You're doing a math question about how much does John weigh based on information about his diet, activity and the fact that he is 203cm tall. Your answer from your math is 25kg. But you already know that a human that size can't weigh 25kg so you already know you need to check your math again.
Edit : obviously this is assuming X,Y > 0. Just mentioning this since it's not present on thumbnail.

Wait if x + y = 8 if we make x a number like -100 and y = 108 cant we create infinitely large numbers with x^y since it is a negative that will become a positive due to multiplying it an even amount of times. Like cant x be an almost infinitely small number and y the positive of x + 8 and well have infinitely large values for x ^ y?
Also haven't watched the video yet im in class rn so please don't hate me.

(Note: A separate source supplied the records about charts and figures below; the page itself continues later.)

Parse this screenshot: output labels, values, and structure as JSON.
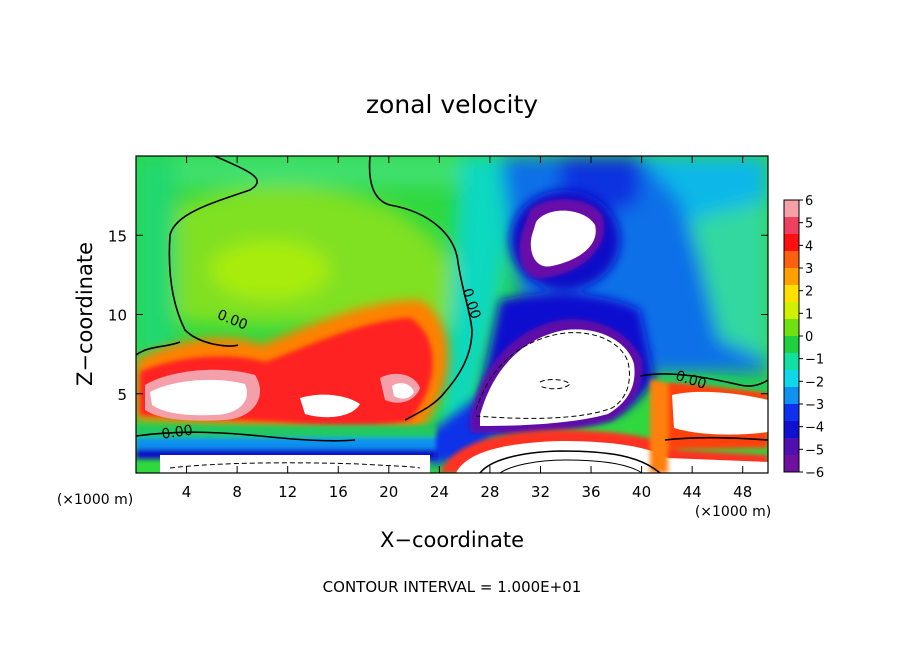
{
  "chart_data": {
    "type": "heatmap",
    "title": "zonal velocity",
    "xlabel": "X−coordinate",
    "ylabel": "Z−coordinate",
    "x_unit_left": "(×1000 m)",
    "x_unit_right": "(×1000 m)",
    "footer": "CONTOUR INTERVAL = 1.000E+01",
    "xlim": [
      0,
      50
    ],
    "ylim": [
      0,
      20
    ],
    "x_ticks": [
      4,
      8,
      12,
      16,
      20,
      24,
      28,
      32,
      36,
      40,
      44,
      48
    ],
    "x_tick_labels": [
      "4",
      "8",
      "12",
      "16",
      "20",
      "24",
      "28",
      "32",
      "36",
      "40",
      "44",
      "48"
    ],
    "y_ticks": [
      5,
      10,
      15
    ],
    "y_tick_labels": [
      "5",
      "10",
      "15"
    ],
    "colorbar": {
      "min": -6,
      "max": 6,
      "ticks": [
        6,
        5,
        4,
        3,
        2,
        1,
        0,
        -1,
        -2,
        -3,
        -4,
        -5,
        -6
      ],
      "tick_labels": [
        "6",
        "5",
        "4",
        "3",
        "2",
        "1",
        "0",
        "−1",
        "−2",
        "−3",
        "−4",
        "−5",
        "−6"
      ],
      "colors": [
        "#f7a0a8",
        "#f04060",
        "#ff1010",
        "#ff6010",
        "#ffa000",
        "#ffe000",
        "#d0f000",
        "#70e010",
        "#20d040",
        "#10e0a0",
        "#10d8e8",
        "#1090f0",
        "#1030f0",
        "#1010d0",
        "#5010b0",
        "#7010a0"
      ]
    },
    "contour_labels": [
      {
        "text": "0.00",
        "x": 7.5,
        "z": 9.4,
        "angle": 22
      },
      {
        "text": "0.00",
        "x": 26.2,
        "z": 10.6,
        "angle": 72
      },
      {
        "text": "0.00",
        "x": 43.8,
        "z": 5.6,
        "angle": 18
      },
      {
        "text": "0.00",
        "x": 3.3,
        "z": 2.3,
        "angle": -8
      }
    ]
  }
}
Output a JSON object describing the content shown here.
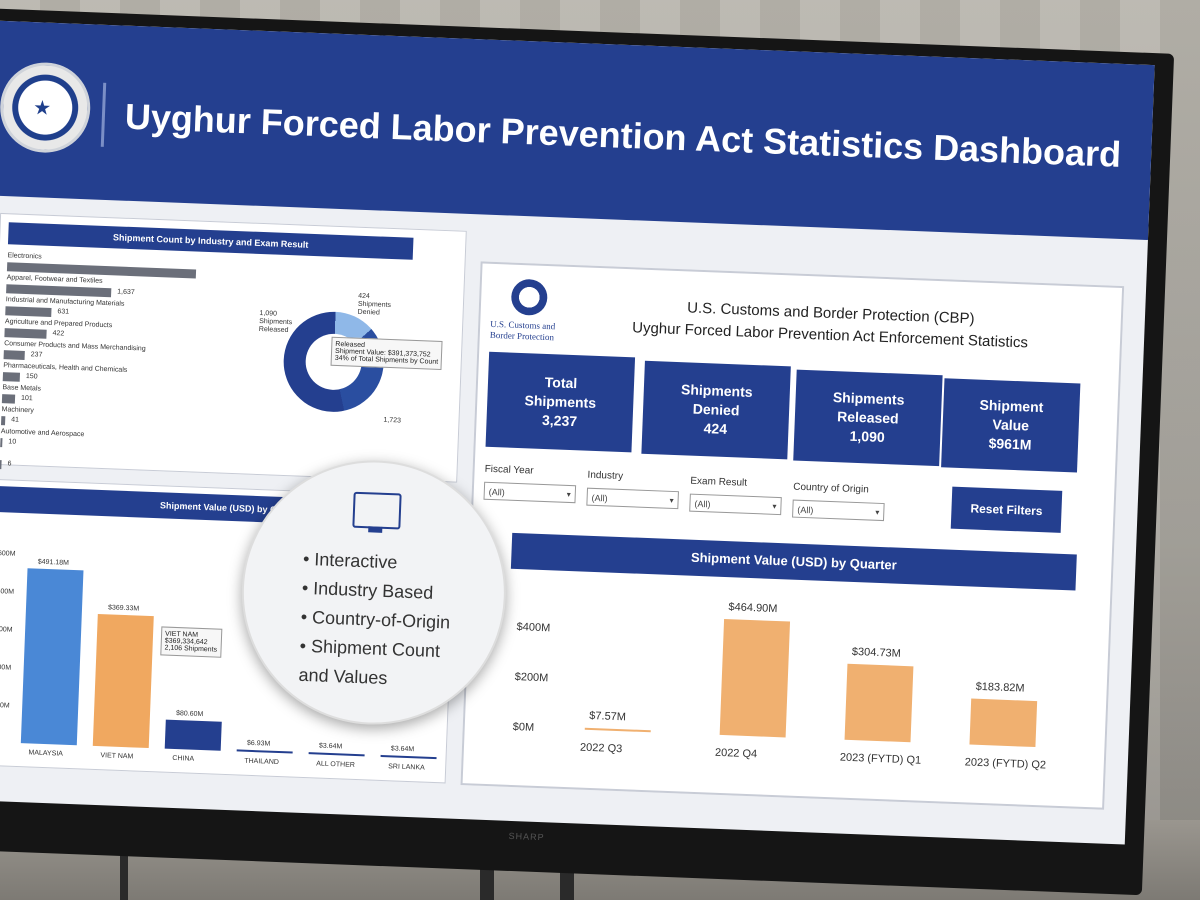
{
  "dashboard": {
    "title": "Uyghur Forced Labor Prevention Act Statistics Dashboard",
    "monitor_brand": "SHARP"
  },
  "industry_panel": {
    "title": "Shipment Count by Industry and Exam Result",
    "items": [
      {
        "label": "Electronics",
        "value": ""
      },
      {
        "label": "Apparel, Footwear and Textiles",
        "value": "1,637"
      },
      {
        "label": "Industrial and Manufacturing Materials",
        "value": "631"
      },
      {
        "label": "Agriculture and Prepared Products",
        "value": "422"
      },
      {
        "label": "Consumer Products and Mass Merchandising",
        "value": "237"
      },
      {
        "label": "Pharmaceuticals, Health and Chemicals",
        "value": "150"
      },
      {
        "label": "Base Metals",
        "value": "101"
      },
      {
        "label": "Machinery",
        "value": "41"
      },
      {
        "label": "Automotive and Aerospace",
        "value": "10"
      },
      {
        "label": "",
        "value": "6"
      }
    ],
    "bar_levels": [
      0.9,
      0.5,
      0.22,
      0.2,
      0.1,
      0.08,
      0.06,
      0.02,
      0.01,
      0.005
    ],
    "donut_left_label": "1,090 Shipments Released",
    "donut_top_label": "424 Shipments Denied",
    "donut_bottom_label": "1,723",
    "tooltip": {
      "line1": "Released",
      "line2": "Shipment Value: $391,373,752",
      "line3": "34% of Total Shipments by Count"
    }
  },
  "country_panel": {
    "title": "Shipment Value (USD) by Co",
    "y_ticks": [
      "$600M",
      "$400M",
      "$300M",
      "$200M",
      "$100M",
      "$0M"
    ],
    "tooltip": {
      "line1": "VIET NAM",
      "line2": "$369,334,642",
      "line3": "2,106 Shipments"
    }
  },
  "chart_data": [
    {
      "type": "bar",
      "title": "Shipment Value (USD) by Quarter",
      "categories": [
        "2022 Q3",
        "2022 Q4",
        "2023 (FYTD) Q1",
        "2023 (FYTD) Q2"
      ],
      "values": [
        7.57,
        464.9,
        304.73,
        183.82
      ],
      "data_labels": [
        "$7.57M",
        "$464.90M",
        "$304.73M",
        "$183.82M"
      ],
      "y_ticks": [
        "$400M",
        "$200M",
        "$0M"
      ],
      "ylim": [
        0,
        520
      ],
      "color": "#f0b070"
    },
    {
      "type": "bar",
      "title": "Shipment Value (USD) by Co",
      "categories": [
        "MALAYSIA",
        "VIET NAM",
        "CHINA",
        "THAILAND",
        "ALL OTHER",
        "SRI LANKA"
      ],
      "values": [
        491.18,
        369.33,
        80.6,
        6.93,
        3.64,
        3.64
      ],
      "data_labels": [
        "$491.18M",
        "$369.33M",
        "$80.60M",
        "$6.93M",
        "$3.64M",
        "$3.64M"
      ],
      "colors": [
        "#4a88d6",
        "#f0a860",
        "#243f8f",
        "#243f8f",
        "#243f8f",
        "#243f8f"
      ],
      "ylim": [
        0,
        560
      ]
    }
  ],
  "cbp_panel": {
    "agency_line1": "U.S. Customs and",
    "agency_line2": "Border Protection",
    "header_line1": "U.S. Customs and Border Protection (CBP)",
    "header_line2": "Uyghur Forced Labor Prevention Act Enforcement Statistics",
    "kpis": [
      {
        "label": "Total Shipments",
        "value": "3,237"
      },
      {
        "label": "Shipments Denied",
        "value": "424"
      },
      {
        "label": "Shipments Released",
        "value": "1,090"
      },
      {
        "label": "Shipment Value",
        "value": "$961M"
      }
    ],
    "filters": [
      {
        "label": "Fiscal Year",
        "value": "(All)"
      },
      {
        "label": "Industry",
        "value": "(All)"
      },
      {
        "label": "Exam Result",
        "value": "(All)"
      },
      {
        "label": "Country of Origin",
        "value": "(All)"
      }
    ],
    "reset_label": "Reset Filters"
  },
  "bubble": {
    "items": [
      "Interactive",
      "Industry Based",
      "Country-of-Origin",
      "Shipment Count",
      "and Values"
    ]
  }
}
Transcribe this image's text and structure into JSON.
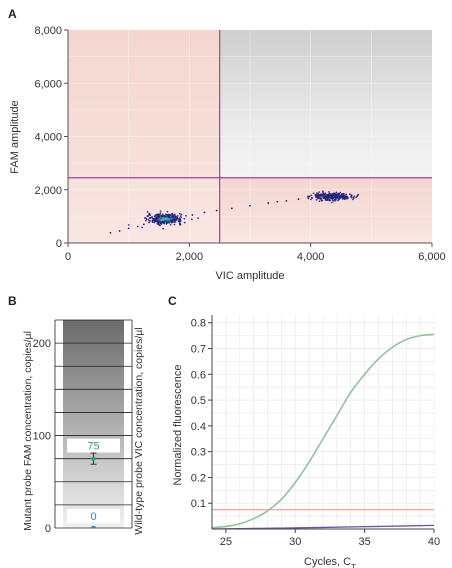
{
  "panels": {
    "a": "A",
    "b": "B",
    "c": "C"
  },
  "colors": {
    "quadrant_line": "#a0449a",
    "pink_region": "#f6dcd6",
    "gray_region": "#dadada",
    "cluster": "#25237e",
    "cluster_core": "#3cbf78",
    "c_green_curve": "#8fc49a",
    "c_threshold": "#f2aaa4",
    "c_baseline": "#5a5ba8",
    "b_marker": "#3a9d68",
    "b_zero": "#2e84b6"
  },
  "chart_data": [
    {
      "type": "scatter",
      "panel": "A",
      "xlabel": "VIC amplitude",
      "ylabel": "FAM amplitude",
      "xlim": [
        0,
        6000
      ],
      "ylim": [
        0,
        8000
      ],
      "xticks": [
        "0",
        "2,000",
        "4,000",
        "6,000"
      ],
      "yticks": [
        "0",
        "2,000",
        "4,000",
        "6,000",
        "8,000"
      ],
      "threshold_x": 2500,
      "threshold_y": 2450,
      "grid": true,
      "clusters": [
        {
          "x": 1600,
          "y": 900,
          "sx": 140,
          "sy": 90,
          "n": 420
        },
        {
          "x": 4350,
          "y": 1750,
          "sx": 160,
          "sy": 70,
          "n": 320
        }
      ],
      "scatter_trail": [
        {
          "x": 1000,
          "y": 550
        },
        {
          "x": 850,
          "y": 450
        },
        {
          "x": 1150,
          "y": 620
        },
        {
          "x": 700,
          "y": 380
        },
        {
          "x": 2050,
          "y": 1050
        },
        {
          "x": 2250,
          "y": 1150
        },
        {
          "x": 2700,
          "y": 1300
        },
        {
          "x": 3000,
          "y": 1400
        },
        {
          "x": 3300,
          "y": 1500
        },
        {
          "x": 3600,
          "y": 1580
        },
        {
          "x": 3800,
          "y": 1650
        },
        {
          "x": 1250,
          "y": 700
        },
        {
          "x": 2450,
          "y": 1220
        },
        {
          "x": 3450,
          "y": 1550
        }
      ]
    },
    {
      "type": "bar",
      "panel": "B",
      "ylabel_left": "Mutant probe FAM concentration, copies/µl",
      "ylabel_right": "Wild-type probe VIC concentration, copies/µl",
      "ylim": [
        0,
        225
      ],
      "yticks": [
        "0",
        "100",
        "200"
      ],
      "values": [
        {
          "label": "75",
          "value": 75,
          "error": 6
        },
        {
          "label": "0",
          "value": 0,
          "error": 0
        }
      ]
    },
    {
      "type": "line",
      "panel": "C",
      "xlabel": "Cycles, C",
      "xlabel_sub": "T",
      "ylabel": "Normalized fluorescence",
      "xlim": [
        24,
        40
      ],
      "ylim": [
        0,
        0.83
      ],
      "xticks": [
        "25",
        "30",
        "35",
        "40"
      ],
      "yticks": [
        "0.1",
        "0.2",
        "0.3",
        "0.4",
        "0.5",
        "0.6",
        "0.7",
        "0.8"
      ],
      "threshold": 0.075,
      "grid": true,
      "series": [
        {
          "x": [
            24,
            25,
            26,
            27,
            28,
            29,
            30,
            31,
            32,
            33,
            34,
            35,
            36,
            37,
            38,
            39,
            40
          ],
          "y": [
            0.005,
            0.01,
            0.02,
            0.04,
            0.07,
            0.115,
            0.18,
            0.26,
            0.35,
            0.44,
            0.53,
            0.6,
            0.66,
            0.705,
            0.735,
            0.75,
            0.755
          ]
        },
        {
          "x": [
            24,
            28,
            32,
            36,
            40
          ],
          "y": [
            0.0,
            0.003,
            0.006,
            0.01,
            0.014
          ]
        }
      ]
    }
  ]
}
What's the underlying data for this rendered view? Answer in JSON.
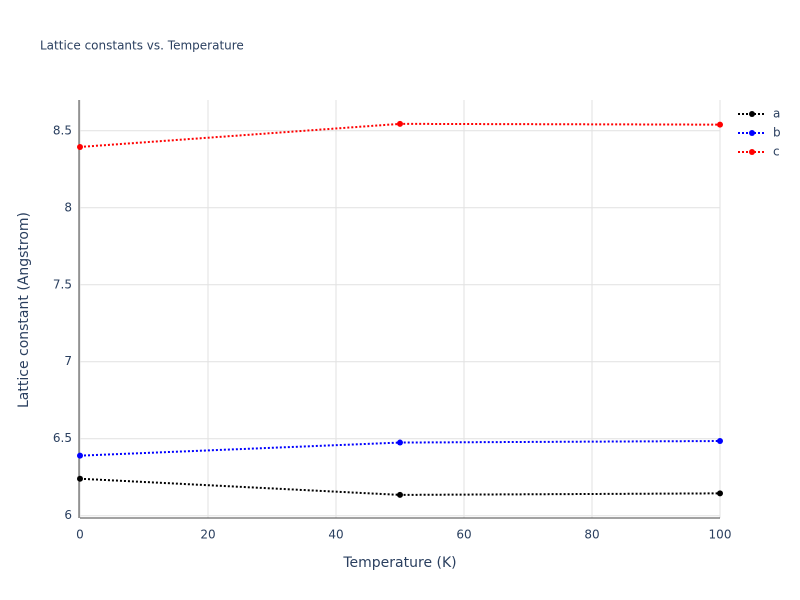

there is no maximum: for any pair number y, we have (8-y)^y as big as possible.
example y=1008 x=-1000 , -1000^1008 = 10^3024...

with the constraints given where x can be a negative integer, the highest is incalculable ( infinity )

Great video. I also arrived at x+xlnx=8 using Lagrange, but afer reaching that equality, i cannot make any progress.
Still cannot understand why should it be raised to the second power timestamp 12:30

Over compiling 4+4. Variables are exactly that and anything can be done with them.